What’s the return rate for shoes purchased online?

A rough statistic for the return rate of shoes purchased over the internet is often quoted as between 20% and 35%.

That is, one pair of shoes is returned for roughly every three to five sales.

That may seem high. However some sources cite return rates of 50% or higher.

Estimating the “return rate” for shoes purchased online is quite a difficult issue because retailers do not often speak out about the specific rate. We analyse the return rate data below.

Return rate for shoe ordered online

The only shoe-specialist retailer to have spoken out about its return rates is Zappos shoes, way back in March 2010. Zappos said that on average customers returned 35% of the items they ordered.

At this time, Craig Adkins, then vice president of services and operations at Zappos, explained to Internet Retailer that the company’s best customers returned 50% of their items:

“Our best customers have the highest return rates, but they are also the ones that spend the most money with us and are our most profitable customers.”

As this rate seems high, it may be explained by the fact that Zappos practically begs its customers to take products to try on – and to return them if they don’t.

Then again, another retailer of high heels which has also quoted its return rate at 50% is German merchant Zalando. On 18 July 2014, Zalando told readers of its blog that:

“Our return rate is around 50 percent across all markets and categories.”

Zalando’s disclosed return rate does not distinguish between shoes and other apparel, so it is not a guide to only the shoe return rates.

Return rate for clothing and apparel ordered online

It is notorious that fashion items typically have the highest return rates of all goods bought online.

Some guide can be taken from research conducted by the University of Regensburg in 2013. This study found that online retailers that were active in the clothing sector indicated a return rate of between 25 % and 50%.

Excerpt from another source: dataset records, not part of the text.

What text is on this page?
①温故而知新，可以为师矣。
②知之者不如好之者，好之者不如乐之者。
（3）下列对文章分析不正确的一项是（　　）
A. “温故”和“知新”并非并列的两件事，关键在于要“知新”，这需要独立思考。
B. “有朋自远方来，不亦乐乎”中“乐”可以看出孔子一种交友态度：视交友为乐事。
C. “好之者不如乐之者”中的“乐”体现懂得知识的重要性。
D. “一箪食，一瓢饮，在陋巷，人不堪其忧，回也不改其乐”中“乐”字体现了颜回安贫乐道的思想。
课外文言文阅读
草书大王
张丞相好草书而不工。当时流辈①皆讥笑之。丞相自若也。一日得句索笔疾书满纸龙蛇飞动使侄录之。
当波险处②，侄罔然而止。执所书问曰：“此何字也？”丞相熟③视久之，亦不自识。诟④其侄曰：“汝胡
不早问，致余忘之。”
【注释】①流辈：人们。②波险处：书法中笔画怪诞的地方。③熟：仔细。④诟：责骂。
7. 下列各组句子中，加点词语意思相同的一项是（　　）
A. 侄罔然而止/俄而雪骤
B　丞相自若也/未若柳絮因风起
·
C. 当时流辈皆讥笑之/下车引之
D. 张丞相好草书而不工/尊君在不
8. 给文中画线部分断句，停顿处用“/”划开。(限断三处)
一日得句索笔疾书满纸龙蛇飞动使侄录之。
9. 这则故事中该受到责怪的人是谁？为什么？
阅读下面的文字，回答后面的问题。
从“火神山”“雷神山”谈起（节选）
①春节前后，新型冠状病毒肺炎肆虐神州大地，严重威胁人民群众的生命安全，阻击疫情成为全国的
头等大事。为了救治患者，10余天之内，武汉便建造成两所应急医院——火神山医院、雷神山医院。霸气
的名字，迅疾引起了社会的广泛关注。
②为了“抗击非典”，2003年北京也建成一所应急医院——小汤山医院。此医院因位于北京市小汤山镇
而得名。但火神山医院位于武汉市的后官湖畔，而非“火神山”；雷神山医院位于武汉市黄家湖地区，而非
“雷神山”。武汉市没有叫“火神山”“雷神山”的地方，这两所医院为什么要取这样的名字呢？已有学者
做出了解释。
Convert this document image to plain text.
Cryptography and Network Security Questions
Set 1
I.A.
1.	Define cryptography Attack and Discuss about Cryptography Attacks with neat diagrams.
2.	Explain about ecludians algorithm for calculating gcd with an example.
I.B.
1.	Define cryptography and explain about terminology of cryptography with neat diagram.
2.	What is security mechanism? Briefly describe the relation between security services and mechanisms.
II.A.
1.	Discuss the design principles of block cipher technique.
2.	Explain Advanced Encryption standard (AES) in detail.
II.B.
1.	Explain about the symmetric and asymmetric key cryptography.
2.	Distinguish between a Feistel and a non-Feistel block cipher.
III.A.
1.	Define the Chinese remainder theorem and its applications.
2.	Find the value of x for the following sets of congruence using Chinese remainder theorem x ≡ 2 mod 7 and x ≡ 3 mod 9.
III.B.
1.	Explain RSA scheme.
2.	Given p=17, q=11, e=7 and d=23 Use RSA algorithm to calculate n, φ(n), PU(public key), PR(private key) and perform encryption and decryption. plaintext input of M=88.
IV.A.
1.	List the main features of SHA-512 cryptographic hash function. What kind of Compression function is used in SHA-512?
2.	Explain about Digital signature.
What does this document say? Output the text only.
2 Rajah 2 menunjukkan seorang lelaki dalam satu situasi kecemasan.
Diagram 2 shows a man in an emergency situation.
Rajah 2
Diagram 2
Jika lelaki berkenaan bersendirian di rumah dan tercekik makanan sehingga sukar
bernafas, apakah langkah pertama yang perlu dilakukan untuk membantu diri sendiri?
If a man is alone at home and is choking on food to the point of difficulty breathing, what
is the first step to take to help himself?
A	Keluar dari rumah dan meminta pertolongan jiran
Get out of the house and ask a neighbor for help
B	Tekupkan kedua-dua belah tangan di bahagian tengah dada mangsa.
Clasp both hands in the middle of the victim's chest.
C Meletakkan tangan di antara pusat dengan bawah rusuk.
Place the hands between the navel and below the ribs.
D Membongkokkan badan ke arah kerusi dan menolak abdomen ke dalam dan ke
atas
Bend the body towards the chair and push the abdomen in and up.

This figure is very broad so it is also not particularly helpful.

Another 2013 study also addresses the issue, this time by Copenhagen Economics (E-commerce and delivery). This study also didn’t give a clear indicator of return rates, saying simply that they ranged between 1% and 50%.

The study did at least indicate that shoes were amongst the highest items returned, stating:

Actual return rates range from less than 1 per cent up to 50 per cent, with the majority of e-retailers experiencing return rates between 1 and 10 per cent…

The highest return rates are experienced by e-retailers selling clothing, shoes and jewellery, as well as electronic equipment and household appliances.

The Copenhagen Economics study also re-inforced the Zappos model: namely that high return rates can be a good thing for retailers of shoes. It said:

A high rate of returns is not necessarily a sign of consumer dissatisfaction.

In fact, a high return rate can be part of a successful business model for e-retailers selling apparel, shoes etc. By offering free delivery and free returns, e-retailers move the fitting room from a physical shop to the customers’ home.

What are the problems for retailers with high return rates?

According to a worldwide study conducted by Pitney Bowes in 2011 (E-commerce survey provides roadmap), 20% of online shoppers consider return policies the most important factor when shopping online in the US, UK, Australia, Brazil, Canada, China, France, Germany, Japan and South Korea.

With many retailers offering “free returns” to cater for this audience, the cost and difficulty of high return rates can become a problem for retailers.

So what are some of the major issues with this?

Perhaps the most important consequence of a high return rate is that it will result in  double-handling as goods are re-received into warehouses.

The work involved here involves checking that each product being returned has not been damaged or worn by the person returning it.

An associated issue, particularly with the return of designer shoes, is “switch fraud.” This happens when a customer orders an expensive pair of designer shoes and returns them – but before returning them swaps the designer items for cheap knock-off replicas.

Major retailers quickly developed processes to handle “switch fraud” but they involve extra work – and therefore cost – for the retailer.

A second problem with the return of goods is that it will complicate accounting processes, and may include processing fees when a credit card payment is reversed. The retailer will have to absorb these costs.

A final issue for retailers is that there is also the cost of the actual return (ie the postage) where the retailer has offered free returns.

There may not be a simple answer to these issues. What we do know is that retailers of high heels must account for a significant percentage of their goods to be returned by online shoppers.

And we also know that good returns policies (usually “free returns”) are a key driver for shoppers when deciding whether to purchase. As retail heads more and more towards an online model, it would be foolish to think that is likely to change.